In September of 2003 an international conference arranged to agree a consensus on a core framework for the Minnesota Model. Treatment representatives from 27 countries were represented e.g. Mongolia, Russia, Tajikistan, France, Belgium, Eire, USA, Australia. Below is a shortened version of the outcome which agreed five pillars to the approach:

The Five Pillars of a Minnesota Model treatment programme

  1. Addiction is a Chronic Relapsing but treatable condition
  2. The 12 Steps (AA-NA etc) are integrated into the group treatment program
  3. Interdisciplinary Team are involved (medical, psychotherapeutic based cognitive behavioural therapy, social work, spiritual needs)
  4. Family members and others important to the patient are involved in the treatment process (family meetings, education, support groups, employer, therapy if needed)
  5. Aftercare as continuation of rehabilitation (‘In house’ support groups, AA – NA - Al-Anon support groups, family groups, relapse support groups etc as needed)

In 1996 Professor George E Vaillant (chair of psychiatry at Harvard) identified four life experiences present in 50% of stable recoveries from addiction8. These naturalistic healing processes are found most reliably in cognitive behavioural treatment programmes and in Alcoholics Anonymous (AA). Carter Gordon Clinics integrates these natural healing experiences as a core framework.
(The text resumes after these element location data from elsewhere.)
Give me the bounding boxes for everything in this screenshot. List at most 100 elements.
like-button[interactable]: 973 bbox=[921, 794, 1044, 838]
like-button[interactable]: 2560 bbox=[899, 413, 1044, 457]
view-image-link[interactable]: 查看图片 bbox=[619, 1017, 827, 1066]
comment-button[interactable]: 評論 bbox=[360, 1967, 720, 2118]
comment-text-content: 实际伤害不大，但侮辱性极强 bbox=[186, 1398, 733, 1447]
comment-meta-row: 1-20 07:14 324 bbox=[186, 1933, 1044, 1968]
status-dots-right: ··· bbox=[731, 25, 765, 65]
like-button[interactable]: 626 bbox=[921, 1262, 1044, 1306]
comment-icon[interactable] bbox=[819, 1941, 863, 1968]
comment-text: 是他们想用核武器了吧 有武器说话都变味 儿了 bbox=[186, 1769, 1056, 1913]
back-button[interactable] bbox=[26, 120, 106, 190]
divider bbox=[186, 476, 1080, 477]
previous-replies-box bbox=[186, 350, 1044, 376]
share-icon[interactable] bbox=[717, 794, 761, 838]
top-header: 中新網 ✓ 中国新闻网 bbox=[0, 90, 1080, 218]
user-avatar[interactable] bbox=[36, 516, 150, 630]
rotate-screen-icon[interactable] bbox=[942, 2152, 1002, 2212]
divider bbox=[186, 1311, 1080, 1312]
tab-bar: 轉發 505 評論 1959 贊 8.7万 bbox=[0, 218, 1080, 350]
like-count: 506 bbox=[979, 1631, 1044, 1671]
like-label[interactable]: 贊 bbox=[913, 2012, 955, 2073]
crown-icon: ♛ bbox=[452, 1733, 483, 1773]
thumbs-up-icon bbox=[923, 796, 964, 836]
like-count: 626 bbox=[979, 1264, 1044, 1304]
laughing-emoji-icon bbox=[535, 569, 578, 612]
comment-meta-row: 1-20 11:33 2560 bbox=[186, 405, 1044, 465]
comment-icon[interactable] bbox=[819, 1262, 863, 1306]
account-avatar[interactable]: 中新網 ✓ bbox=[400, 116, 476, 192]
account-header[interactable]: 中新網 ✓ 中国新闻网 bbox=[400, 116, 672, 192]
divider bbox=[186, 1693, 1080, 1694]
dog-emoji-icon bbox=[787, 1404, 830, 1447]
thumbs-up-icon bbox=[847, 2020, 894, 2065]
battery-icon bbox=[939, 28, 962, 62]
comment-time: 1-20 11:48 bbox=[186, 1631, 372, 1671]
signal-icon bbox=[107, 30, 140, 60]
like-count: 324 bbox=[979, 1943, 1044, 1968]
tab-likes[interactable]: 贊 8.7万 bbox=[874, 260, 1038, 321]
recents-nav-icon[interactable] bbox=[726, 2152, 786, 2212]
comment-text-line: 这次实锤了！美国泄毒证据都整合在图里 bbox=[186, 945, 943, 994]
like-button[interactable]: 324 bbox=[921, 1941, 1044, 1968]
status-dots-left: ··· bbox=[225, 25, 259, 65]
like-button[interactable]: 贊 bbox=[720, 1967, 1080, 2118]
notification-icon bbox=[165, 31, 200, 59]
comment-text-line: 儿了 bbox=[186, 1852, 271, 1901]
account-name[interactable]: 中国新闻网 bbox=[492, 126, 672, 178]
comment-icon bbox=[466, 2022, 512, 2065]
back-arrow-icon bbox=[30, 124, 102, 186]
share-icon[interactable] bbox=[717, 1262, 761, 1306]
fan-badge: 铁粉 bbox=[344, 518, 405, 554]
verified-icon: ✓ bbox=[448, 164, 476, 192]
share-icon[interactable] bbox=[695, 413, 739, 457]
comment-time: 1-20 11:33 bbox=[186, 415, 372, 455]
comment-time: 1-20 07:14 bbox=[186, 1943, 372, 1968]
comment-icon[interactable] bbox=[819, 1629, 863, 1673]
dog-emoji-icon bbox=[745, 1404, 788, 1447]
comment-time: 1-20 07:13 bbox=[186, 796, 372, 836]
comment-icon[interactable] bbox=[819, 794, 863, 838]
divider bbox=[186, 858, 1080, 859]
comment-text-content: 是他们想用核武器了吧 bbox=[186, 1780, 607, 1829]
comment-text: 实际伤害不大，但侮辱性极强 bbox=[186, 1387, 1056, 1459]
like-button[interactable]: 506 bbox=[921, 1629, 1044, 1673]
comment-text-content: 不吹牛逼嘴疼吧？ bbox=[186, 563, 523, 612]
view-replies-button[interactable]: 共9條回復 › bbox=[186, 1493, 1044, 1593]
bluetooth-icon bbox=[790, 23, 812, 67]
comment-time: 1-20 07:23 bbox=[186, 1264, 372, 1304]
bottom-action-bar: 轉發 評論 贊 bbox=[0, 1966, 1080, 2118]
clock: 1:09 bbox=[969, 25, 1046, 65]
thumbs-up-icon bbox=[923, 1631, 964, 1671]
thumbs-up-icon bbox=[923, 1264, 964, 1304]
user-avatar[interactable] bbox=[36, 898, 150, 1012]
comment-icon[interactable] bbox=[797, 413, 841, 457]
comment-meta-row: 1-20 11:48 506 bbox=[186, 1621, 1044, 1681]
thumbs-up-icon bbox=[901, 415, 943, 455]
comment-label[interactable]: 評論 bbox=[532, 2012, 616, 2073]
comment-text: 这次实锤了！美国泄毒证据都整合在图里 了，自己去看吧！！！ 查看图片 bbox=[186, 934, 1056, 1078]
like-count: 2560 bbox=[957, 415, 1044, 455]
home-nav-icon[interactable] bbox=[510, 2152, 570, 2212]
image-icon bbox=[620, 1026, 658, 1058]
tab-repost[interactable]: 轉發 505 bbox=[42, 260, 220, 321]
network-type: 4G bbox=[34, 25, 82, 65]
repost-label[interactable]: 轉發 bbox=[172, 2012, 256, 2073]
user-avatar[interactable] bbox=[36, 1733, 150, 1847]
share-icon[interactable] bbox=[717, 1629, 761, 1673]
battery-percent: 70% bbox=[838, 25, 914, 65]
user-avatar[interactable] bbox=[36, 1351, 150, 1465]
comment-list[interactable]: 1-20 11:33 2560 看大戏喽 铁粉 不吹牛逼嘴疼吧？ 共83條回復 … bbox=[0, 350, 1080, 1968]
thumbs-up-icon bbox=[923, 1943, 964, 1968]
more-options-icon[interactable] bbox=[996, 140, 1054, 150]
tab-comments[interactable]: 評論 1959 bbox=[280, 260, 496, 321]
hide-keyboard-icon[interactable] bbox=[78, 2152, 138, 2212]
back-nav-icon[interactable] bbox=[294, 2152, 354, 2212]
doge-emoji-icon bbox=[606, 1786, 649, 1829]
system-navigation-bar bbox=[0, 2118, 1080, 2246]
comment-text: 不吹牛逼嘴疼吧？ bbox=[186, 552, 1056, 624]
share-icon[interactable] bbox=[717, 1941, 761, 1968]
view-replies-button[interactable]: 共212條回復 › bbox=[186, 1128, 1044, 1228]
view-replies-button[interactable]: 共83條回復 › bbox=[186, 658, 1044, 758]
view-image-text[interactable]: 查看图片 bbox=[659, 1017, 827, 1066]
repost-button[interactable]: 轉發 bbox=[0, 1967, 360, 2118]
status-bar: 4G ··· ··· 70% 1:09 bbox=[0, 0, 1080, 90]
Each of these four naturalistic healing experiences is described in general below:

  1. The first experience is finding a reinforcing behaviour that competes with drug use, (e.g. meditation, compulsive gambling, overeating, in patient treatment etc.) It is no accident that the coffee-drinking, cigarette-smoking and self-esteem-building AA meetings are scheduled to occur during peak drinking hours.
  2. Second, being offered compulsory supervision or experiencing a consistent behavioural modification programme (e.g. comprehensive aftercare programme, use of disulfiram {Antabuse}, a painful ulcer or a cognitive-behavioural relapse preven¬tion programme) seems valuable (Miller, 1993). This is because although willpower is important in seeking treatment and for brief cessation of drug use, willpower is not associated with successful relapse prevention. Successful relapse prevention, like liberty, depends upon eternal vigilance. Thus, relapse prevention is best achieved by obtaining external reminders (e.g. parole, support groups or behaviour modification). For example, a first step in smoking cessation is to tell all your friends you are stopping - to make your decision public.
  3. Third, inspirational group membership (e.g. discovering a sustained source of hope, inspiration and self-esteem in fundamentalist religion or AA), seems important to maintaining behaviour change and stable reaction formations. (By reaction formation it is meant the cognitive and affective reversal that occurs when a once-pleasurable instinctual goal (e.g. cigarette smoking) becomes disgusting.)
  4. Fourth, during recovery it is valuable for addicts to form bonds with people they have not hurt in the past. The formation of a new stable relationship with a non-blood relative is often associated with stable abstinence. In this regard an AA sponsor, a support group or a new spouse may be more useful than the dyadic relationship with a long-suffering family member, which must repeatedly reawaken old guilt’s and old angers - conditioned reinforces of alcohol use.